His style of playing the fiddle is also quite different from most of today's popular fiddlers. The text with the video notes his classical training, but it's more than that. It's a style that in an earlier era was considered very desirable. I tend to associate it with both the concert stage and "drawing room" performances, but mainly I know it as something revered by my parents' and grandparents' generations.

Now why don't I like the piano? I think it's too heavy and too harsh. I think part of that is the sound of that particular piano, which I don't feel fits with Eugene's playing on those airs.
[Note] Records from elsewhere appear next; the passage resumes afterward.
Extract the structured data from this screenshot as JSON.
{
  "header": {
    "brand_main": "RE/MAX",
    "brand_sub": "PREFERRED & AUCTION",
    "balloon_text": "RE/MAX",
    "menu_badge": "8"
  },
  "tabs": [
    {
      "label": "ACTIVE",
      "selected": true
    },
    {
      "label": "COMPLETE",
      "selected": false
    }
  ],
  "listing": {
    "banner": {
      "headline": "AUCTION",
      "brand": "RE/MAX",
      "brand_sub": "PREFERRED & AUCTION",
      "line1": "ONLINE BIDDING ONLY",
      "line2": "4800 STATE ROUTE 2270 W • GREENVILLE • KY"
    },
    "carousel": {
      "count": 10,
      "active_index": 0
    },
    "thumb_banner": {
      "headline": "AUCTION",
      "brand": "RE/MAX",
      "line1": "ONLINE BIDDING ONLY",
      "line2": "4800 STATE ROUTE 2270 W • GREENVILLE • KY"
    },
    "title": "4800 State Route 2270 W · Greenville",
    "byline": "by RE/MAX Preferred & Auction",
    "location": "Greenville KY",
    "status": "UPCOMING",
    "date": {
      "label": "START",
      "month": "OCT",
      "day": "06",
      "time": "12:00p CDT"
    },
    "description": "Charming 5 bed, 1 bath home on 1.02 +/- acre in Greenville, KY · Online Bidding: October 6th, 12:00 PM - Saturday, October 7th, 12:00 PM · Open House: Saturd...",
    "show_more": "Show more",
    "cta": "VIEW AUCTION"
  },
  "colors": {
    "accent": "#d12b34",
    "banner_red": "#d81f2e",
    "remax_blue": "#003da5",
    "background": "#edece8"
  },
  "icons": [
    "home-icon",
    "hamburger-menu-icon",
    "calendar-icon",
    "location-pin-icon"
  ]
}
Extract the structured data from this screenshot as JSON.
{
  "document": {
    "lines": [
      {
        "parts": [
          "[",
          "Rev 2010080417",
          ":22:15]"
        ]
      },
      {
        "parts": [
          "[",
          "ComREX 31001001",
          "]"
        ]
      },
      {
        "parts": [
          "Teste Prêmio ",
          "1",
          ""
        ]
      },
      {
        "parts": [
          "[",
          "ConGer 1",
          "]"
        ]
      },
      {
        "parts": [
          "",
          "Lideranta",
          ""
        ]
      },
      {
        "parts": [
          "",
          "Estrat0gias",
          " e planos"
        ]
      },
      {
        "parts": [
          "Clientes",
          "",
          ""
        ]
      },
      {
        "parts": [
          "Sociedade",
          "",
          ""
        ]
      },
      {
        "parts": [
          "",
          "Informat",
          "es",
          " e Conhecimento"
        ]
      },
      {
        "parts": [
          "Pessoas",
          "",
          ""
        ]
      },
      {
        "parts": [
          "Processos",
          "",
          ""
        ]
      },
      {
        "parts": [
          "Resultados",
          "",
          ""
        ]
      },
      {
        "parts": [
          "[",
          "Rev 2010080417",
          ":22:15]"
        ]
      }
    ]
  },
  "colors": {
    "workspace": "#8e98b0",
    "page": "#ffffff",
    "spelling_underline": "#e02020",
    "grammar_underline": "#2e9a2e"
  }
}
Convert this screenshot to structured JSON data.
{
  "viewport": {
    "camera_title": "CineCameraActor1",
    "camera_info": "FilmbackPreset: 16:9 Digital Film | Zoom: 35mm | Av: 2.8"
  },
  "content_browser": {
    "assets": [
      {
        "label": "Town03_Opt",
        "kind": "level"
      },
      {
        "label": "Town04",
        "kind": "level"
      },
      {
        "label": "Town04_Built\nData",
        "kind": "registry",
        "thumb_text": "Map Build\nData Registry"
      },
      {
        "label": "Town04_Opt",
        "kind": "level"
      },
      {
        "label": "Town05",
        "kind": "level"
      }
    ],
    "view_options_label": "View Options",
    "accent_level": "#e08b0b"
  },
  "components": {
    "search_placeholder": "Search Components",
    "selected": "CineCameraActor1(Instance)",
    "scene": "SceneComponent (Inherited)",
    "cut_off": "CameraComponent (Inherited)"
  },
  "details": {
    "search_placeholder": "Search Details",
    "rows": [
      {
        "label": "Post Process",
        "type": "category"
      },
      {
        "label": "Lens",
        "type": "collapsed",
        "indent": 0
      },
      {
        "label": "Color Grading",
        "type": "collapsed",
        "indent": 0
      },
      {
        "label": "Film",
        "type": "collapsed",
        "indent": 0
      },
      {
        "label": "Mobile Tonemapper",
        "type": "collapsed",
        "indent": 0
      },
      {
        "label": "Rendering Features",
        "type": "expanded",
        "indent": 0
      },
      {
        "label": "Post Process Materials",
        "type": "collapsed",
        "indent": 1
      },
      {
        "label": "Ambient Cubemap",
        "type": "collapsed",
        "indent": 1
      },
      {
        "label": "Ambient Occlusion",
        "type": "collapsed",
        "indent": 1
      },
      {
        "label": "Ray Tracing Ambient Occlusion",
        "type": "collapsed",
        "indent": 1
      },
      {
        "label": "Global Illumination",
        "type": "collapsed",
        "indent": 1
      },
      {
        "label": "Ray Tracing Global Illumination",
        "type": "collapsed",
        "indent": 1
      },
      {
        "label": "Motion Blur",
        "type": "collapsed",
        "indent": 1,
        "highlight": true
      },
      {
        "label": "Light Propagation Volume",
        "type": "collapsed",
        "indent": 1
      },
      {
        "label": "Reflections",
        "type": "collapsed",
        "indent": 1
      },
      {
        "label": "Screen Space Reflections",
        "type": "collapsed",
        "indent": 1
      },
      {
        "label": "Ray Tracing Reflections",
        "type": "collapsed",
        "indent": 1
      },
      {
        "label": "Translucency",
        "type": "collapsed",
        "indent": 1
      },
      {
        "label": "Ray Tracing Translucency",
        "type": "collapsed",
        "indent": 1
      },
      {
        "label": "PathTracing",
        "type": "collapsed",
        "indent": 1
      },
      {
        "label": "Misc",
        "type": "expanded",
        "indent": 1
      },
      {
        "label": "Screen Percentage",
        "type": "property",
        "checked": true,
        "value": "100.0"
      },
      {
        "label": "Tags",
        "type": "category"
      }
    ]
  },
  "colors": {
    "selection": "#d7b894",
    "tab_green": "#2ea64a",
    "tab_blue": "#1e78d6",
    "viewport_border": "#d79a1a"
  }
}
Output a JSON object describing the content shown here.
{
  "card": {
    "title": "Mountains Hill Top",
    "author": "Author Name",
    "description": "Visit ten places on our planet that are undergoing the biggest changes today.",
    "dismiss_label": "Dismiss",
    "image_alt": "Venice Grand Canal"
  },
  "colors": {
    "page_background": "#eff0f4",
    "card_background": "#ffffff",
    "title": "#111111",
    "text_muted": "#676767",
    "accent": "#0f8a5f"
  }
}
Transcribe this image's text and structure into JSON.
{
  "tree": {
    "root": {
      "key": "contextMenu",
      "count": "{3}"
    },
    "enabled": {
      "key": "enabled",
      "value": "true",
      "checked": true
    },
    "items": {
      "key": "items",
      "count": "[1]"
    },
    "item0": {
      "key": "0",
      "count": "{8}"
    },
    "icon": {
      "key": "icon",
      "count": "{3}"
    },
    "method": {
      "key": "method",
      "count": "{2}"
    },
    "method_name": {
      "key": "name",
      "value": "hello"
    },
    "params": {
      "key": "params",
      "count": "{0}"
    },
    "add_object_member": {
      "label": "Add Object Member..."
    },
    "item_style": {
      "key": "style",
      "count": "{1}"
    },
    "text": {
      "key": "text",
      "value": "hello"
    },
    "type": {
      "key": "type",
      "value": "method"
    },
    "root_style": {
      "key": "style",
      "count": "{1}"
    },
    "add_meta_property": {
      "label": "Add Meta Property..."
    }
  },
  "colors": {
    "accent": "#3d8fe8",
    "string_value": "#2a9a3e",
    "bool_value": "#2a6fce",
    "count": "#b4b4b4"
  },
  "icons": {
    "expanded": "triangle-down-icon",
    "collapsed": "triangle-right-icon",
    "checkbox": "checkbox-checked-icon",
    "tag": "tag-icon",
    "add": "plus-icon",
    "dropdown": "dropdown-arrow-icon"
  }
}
Interestingly enough, I found myself imagining the same accompaniment played on harpsichord, and I think I might like that combination. (Short pause as I dug out the LP of SeŠn ” Riada playing traditional Irish music on the harpsichord. I'll have to give that a fresh listen in the morning. :))

Yes, I know those airs would be wonderful with no accompaniment at all, but I think they can also be lovely with accompaniment, if it's done tastefully. Tastes, however, can vary, and proof is in the fact that we both love Eugene's playing, but not his own choice of accompaniment.